I generally make an effort to provide an icon for the Application Catalog and/or Software Center as well. Users may not know what “VLC Media Player” is but they may recognize the orange traffic cone. Again. It doesn’t take much up front work to prevent a few tickets.

Now you need to add a Deployment Type to your Application. Think of the Application as the metadata wrapped around your Deployment Types which are the actual installers.
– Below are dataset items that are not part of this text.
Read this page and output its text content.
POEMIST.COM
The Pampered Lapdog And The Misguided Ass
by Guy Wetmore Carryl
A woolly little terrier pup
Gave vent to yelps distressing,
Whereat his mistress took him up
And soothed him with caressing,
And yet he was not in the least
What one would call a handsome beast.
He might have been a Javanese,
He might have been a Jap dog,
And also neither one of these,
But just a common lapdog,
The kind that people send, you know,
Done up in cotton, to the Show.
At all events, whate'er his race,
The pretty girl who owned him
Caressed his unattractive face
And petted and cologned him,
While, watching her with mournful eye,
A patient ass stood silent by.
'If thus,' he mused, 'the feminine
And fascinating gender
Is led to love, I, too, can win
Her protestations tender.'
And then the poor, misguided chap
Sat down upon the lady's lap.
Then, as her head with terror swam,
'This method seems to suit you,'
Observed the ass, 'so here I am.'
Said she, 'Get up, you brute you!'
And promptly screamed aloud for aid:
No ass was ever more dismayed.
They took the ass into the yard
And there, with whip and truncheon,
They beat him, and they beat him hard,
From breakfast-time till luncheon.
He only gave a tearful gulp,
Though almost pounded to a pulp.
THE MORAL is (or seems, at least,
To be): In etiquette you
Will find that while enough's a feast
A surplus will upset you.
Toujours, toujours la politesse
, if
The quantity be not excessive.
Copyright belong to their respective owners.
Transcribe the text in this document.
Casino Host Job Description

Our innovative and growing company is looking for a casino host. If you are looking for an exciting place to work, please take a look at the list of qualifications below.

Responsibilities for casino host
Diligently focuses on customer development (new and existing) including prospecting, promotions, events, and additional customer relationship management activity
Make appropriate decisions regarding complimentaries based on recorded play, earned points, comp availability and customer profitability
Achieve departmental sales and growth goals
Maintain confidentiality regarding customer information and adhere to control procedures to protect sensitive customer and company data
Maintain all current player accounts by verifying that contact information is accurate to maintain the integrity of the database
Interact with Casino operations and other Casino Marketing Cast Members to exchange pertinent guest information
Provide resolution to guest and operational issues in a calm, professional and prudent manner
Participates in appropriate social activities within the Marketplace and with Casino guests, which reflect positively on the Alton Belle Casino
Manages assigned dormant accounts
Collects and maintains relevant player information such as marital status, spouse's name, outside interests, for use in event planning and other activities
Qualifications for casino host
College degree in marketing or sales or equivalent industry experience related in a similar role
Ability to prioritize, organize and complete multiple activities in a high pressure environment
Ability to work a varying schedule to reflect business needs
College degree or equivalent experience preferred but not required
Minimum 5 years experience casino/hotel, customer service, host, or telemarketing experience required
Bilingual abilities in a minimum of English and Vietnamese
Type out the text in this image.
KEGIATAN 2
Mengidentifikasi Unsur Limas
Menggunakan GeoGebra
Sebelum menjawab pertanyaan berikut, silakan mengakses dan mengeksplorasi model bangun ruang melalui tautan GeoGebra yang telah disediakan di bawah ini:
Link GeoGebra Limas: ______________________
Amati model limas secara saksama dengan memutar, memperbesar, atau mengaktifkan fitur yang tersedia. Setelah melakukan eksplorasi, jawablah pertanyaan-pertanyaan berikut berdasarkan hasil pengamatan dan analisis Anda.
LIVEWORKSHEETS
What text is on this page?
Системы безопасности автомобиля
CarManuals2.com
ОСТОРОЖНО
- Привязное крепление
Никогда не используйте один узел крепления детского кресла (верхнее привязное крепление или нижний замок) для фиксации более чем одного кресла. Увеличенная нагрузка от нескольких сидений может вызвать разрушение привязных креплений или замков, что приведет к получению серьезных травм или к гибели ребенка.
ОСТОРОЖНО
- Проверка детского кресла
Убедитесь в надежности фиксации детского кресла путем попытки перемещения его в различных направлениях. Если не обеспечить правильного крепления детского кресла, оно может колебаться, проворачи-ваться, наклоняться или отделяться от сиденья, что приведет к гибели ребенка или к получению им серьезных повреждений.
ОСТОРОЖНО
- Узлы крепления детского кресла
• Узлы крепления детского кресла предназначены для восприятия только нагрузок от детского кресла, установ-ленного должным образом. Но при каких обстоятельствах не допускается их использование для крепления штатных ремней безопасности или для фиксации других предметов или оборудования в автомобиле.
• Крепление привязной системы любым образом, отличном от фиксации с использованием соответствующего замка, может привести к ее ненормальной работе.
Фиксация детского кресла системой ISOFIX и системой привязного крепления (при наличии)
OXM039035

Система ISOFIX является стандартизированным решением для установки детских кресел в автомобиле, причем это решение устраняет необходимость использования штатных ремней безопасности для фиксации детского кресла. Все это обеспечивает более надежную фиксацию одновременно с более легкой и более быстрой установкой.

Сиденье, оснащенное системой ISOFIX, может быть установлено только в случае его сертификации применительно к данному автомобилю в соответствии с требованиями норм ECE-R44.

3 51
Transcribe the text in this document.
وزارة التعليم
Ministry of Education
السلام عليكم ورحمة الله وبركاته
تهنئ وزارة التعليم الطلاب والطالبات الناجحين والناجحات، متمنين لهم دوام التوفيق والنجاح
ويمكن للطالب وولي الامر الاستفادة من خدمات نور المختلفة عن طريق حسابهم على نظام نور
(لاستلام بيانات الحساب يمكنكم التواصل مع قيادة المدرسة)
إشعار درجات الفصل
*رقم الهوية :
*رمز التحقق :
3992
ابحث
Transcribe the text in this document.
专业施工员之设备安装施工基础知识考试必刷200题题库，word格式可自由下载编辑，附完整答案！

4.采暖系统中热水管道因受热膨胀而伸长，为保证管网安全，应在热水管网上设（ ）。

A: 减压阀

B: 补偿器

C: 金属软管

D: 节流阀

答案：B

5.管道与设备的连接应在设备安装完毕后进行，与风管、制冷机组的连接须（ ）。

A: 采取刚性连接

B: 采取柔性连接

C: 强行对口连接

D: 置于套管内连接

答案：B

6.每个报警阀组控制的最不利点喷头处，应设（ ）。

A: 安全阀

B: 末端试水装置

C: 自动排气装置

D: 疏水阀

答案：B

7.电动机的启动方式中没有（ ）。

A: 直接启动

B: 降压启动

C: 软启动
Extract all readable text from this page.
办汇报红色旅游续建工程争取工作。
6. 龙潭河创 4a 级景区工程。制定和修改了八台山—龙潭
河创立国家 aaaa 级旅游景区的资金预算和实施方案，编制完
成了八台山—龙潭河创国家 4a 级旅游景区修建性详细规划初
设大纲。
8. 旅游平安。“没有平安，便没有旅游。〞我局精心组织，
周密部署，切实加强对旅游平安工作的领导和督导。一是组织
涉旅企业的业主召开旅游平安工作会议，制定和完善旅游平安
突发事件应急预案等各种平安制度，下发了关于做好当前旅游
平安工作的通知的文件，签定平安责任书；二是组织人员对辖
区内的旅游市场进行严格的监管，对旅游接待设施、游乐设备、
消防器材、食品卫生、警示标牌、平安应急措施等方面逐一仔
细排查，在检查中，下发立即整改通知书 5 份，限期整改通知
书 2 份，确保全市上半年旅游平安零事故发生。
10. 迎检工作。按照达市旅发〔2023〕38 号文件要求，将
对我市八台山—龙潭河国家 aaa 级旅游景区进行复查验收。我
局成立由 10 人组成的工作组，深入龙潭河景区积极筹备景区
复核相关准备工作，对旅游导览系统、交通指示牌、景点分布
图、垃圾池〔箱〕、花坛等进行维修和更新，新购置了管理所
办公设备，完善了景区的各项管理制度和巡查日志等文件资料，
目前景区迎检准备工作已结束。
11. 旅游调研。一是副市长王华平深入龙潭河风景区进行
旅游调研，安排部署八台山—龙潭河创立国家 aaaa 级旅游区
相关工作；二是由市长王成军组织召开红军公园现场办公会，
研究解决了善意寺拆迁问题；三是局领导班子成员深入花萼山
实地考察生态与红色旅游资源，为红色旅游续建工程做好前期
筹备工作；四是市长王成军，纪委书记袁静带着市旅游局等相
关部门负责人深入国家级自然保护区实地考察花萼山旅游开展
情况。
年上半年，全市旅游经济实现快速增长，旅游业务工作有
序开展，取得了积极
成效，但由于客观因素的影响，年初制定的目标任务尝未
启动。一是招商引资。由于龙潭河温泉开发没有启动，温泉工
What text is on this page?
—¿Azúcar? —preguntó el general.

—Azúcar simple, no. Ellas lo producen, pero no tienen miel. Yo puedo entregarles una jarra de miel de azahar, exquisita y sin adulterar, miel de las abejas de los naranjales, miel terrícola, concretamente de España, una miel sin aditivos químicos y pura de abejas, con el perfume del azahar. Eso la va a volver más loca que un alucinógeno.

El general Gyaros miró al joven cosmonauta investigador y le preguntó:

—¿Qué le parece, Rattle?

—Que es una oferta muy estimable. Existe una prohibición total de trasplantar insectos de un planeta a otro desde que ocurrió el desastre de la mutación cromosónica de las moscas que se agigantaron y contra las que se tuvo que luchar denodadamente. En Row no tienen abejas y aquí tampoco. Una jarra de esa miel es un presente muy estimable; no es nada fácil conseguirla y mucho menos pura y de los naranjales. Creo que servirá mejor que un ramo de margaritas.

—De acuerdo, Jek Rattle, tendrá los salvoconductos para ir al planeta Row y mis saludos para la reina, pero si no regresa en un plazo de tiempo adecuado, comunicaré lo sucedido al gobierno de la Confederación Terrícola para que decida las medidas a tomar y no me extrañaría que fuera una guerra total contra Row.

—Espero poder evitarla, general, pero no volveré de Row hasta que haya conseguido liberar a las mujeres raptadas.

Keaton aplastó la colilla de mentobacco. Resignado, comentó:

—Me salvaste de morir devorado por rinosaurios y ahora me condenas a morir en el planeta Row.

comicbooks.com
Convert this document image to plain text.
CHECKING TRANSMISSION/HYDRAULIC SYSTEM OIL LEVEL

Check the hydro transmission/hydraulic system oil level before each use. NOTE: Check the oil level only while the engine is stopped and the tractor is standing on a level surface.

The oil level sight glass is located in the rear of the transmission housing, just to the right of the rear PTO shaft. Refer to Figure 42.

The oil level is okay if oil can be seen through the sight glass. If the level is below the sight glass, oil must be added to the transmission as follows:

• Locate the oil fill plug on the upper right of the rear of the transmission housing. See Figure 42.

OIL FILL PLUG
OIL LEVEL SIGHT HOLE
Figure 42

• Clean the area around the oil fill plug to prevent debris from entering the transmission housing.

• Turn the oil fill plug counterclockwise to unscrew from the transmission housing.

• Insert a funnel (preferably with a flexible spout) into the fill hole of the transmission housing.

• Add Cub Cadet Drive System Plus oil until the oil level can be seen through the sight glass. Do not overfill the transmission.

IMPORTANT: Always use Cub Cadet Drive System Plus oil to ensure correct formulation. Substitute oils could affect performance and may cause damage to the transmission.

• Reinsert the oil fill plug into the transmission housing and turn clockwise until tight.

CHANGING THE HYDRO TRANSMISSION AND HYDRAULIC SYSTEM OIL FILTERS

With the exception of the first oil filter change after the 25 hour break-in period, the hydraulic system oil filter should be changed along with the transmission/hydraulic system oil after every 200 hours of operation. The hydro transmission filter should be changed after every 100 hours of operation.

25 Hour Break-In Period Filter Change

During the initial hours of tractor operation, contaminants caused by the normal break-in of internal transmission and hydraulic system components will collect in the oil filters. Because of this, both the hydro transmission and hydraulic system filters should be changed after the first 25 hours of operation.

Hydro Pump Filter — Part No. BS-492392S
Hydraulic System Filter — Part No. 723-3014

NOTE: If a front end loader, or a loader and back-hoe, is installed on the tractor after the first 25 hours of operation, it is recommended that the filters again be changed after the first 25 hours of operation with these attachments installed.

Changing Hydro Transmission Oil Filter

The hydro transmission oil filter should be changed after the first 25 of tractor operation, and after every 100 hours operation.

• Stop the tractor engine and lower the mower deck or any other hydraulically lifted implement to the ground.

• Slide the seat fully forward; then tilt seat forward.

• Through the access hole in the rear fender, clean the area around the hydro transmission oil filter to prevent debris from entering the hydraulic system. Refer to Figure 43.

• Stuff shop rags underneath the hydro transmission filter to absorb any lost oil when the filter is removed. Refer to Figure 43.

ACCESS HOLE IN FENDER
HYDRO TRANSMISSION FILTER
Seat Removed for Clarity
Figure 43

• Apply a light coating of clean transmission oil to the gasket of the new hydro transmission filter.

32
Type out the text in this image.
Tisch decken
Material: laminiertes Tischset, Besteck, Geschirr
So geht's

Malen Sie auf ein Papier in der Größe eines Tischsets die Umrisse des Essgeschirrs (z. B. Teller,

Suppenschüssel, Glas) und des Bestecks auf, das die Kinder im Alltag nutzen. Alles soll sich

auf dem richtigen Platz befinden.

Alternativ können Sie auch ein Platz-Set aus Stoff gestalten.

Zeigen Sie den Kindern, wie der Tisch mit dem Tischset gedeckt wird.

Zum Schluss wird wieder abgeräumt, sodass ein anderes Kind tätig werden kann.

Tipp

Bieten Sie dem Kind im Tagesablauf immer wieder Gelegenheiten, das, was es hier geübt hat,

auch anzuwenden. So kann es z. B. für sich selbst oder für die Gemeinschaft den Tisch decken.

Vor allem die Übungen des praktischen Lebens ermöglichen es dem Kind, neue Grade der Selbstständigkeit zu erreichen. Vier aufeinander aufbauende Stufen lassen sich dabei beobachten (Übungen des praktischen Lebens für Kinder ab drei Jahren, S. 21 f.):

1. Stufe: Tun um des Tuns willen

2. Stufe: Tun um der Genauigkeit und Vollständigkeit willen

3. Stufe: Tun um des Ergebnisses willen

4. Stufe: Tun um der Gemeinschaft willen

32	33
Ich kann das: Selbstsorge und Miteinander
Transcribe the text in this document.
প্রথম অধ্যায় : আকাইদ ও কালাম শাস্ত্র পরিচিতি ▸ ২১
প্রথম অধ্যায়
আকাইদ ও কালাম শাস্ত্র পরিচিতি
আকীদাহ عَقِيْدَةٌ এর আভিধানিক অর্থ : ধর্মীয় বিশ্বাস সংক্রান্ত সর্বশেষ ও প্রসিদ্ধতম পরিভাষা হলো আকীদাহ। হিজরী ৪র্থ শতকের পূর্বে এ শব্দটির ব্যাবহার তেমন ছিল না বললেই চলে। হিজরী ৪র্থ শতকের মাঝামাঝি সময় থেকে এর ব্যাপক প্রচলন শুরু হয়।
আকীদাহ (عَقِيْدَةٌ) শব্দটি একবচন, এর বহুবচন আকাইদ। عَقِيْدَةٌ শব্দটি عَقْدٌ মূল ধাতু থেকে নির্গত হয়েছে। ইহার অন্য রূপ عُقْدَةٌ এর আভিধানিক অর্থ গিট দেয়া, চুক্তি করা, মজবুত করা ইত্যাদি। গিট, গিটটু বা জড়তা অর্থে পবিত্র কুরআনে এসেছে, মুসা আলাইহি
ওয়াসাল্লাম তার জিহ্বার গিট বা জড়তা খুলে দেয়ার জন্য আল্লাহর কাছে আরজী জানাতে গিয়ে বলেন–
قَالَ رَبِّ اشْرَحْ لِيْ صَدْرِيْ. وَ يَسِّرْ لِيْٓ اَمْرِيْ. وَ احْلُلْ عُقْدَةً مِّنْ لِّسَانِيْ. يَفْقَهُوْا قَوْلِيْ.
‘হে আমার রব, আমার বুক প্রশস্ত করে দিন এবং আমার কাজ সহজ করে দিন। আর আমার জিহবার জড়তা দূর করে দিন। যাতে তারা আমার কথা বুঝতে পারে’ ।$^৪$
This lets you pull the logic for handling different types of clients, prerequisites and requirements away from other places like separate Collections for Windows 7 32-bit and 64-bit clients and just have one Application with two Deployment Types (a 32-bit installer and a 64-bit installer) that gets deployed to a more generic Collection. As previously mentioned, we don’t have an .MSI installer so we will have to manually specify the deployment installation/uninstallation strings along with the detection logic.

  • Installation: vlc-2.2.8-win32.exe /L=1033 /S –no-qt-privacy-ask –no-qt-updates-notif
  • Uninstallation: %ProgramFiles(x86)%\VideoLAN\VLC\uninstall.exe /S

If you review the VLC documentation you can see that /L switch specifies the language, /S switch specifies a silent install and the –no-qt-privacy-ask –no-qt-updates-notif sets the first-run settings so users don’t receive the prompt.

Without having a MSI’s handy ProductCode for setting up our Detection Logic we will have to rely on something a little more basic: Checking to see if the vlc.exe is present to tell the client whether or not the Application is actually installed. I also like to add a Version check as well so that older installs of VLC are not detected and are subsequently eligible for being upgraded.

  • Setting Type: File System
  • Type: File
  • Path: %ProgramFile(x86)%\VideoLAN\VLC
  • File or folder name: vlc.exe
  • Property: Version
  • Operator: Equals
  • Value: 2.2.8

Last but not least you need to set the User Experience settings. These are all pretty self explanatory. I do like to actually set the maximum run time and estimated installation time to something relevant for the application that way if the installer hangs it doesn’t just sit there for two hours before the agent kills it.

 

From there you should be able to test and deploy your new application! VLC Media Player is a great example of the kind of “optional” that you could just deploy as Available to your entire workstation fleet and close tickets requesting a media player with instructions on how to use the Software Center.